Llegamos el viernes entrada la noche a un hotel en las cercanías de la estación central. No sé por qué, pero yo tenía la idea de que en Luxemburgo se hablaba alemán y les juro que me sorprendió mucho escuchar de entrada el francés. Nada, que si en alemán sé cinco palabras, en francés sabré dos, y el típico «vule-mucuche-arrevoa-sesoa». Pero la verdad es que ambos idiomas son parte de las lenguas oficiales del país. Y dice el Wikipedia que Luxemburgués, pero yo de eso no escuché.

Fueron unas seis horas de viaje. Viajar en hora pico no es buena idea. Por lo tanto llegamos cansados, tratando de encontrar donde estacionar sin que nos costara más caro que el hotel ni que nos quedara tan alejado. Hicimos el check in, verificamos que la habitación estuviera en condiciones y bajamos a las ocho de la noche a comer al Vapiano que casualmente estaba a media cuadra de donde nos estábamos quedando. ¿Conocen ese restaurante de comida rápida italiana? Hace unos años nos lo presentó una amiga en Dusseldorf y desde entonces, si nos lo encontramos en alguna ciudad de Europa y queremos comer sabroso, bastante y a buen precio, nos pasamos por ahí.

Dicen que la ciudad de Luxemburgo se recorre en un día, así que el sábado estaba destinado a caminar. A subir y bajar porque así es su paisaje, lleno de montañas. Algo de lo que no me doy cuenta ni me impresiona tanto como a Pablo. Debe ser que todavía mi holandización no llega al punto de olvidar las geografías montañosas.

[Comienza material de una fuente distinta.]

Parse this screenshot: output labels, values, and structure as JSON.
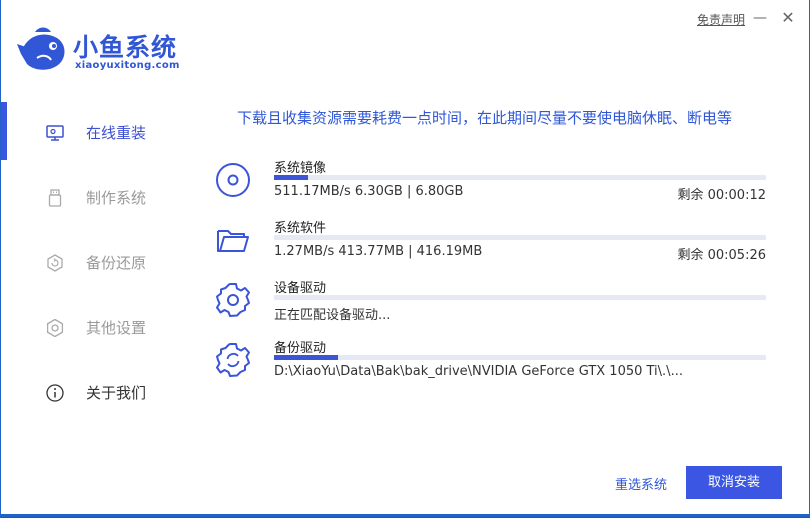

Caminamos por el centro, llegamos a los pasadizos subterráneos de Petrusse Casemates y visitamos el palacio del Gran Duque de Luxemburgo. ¿Sabían que en Luxemburgo no tiene Rey sino un Duque? Ahora entiendo por qué mi mamá no sabía que eso era un país. Claro, seguro que el Duque y su familia no aparecen en la revista «Hola» y ella ni se entera.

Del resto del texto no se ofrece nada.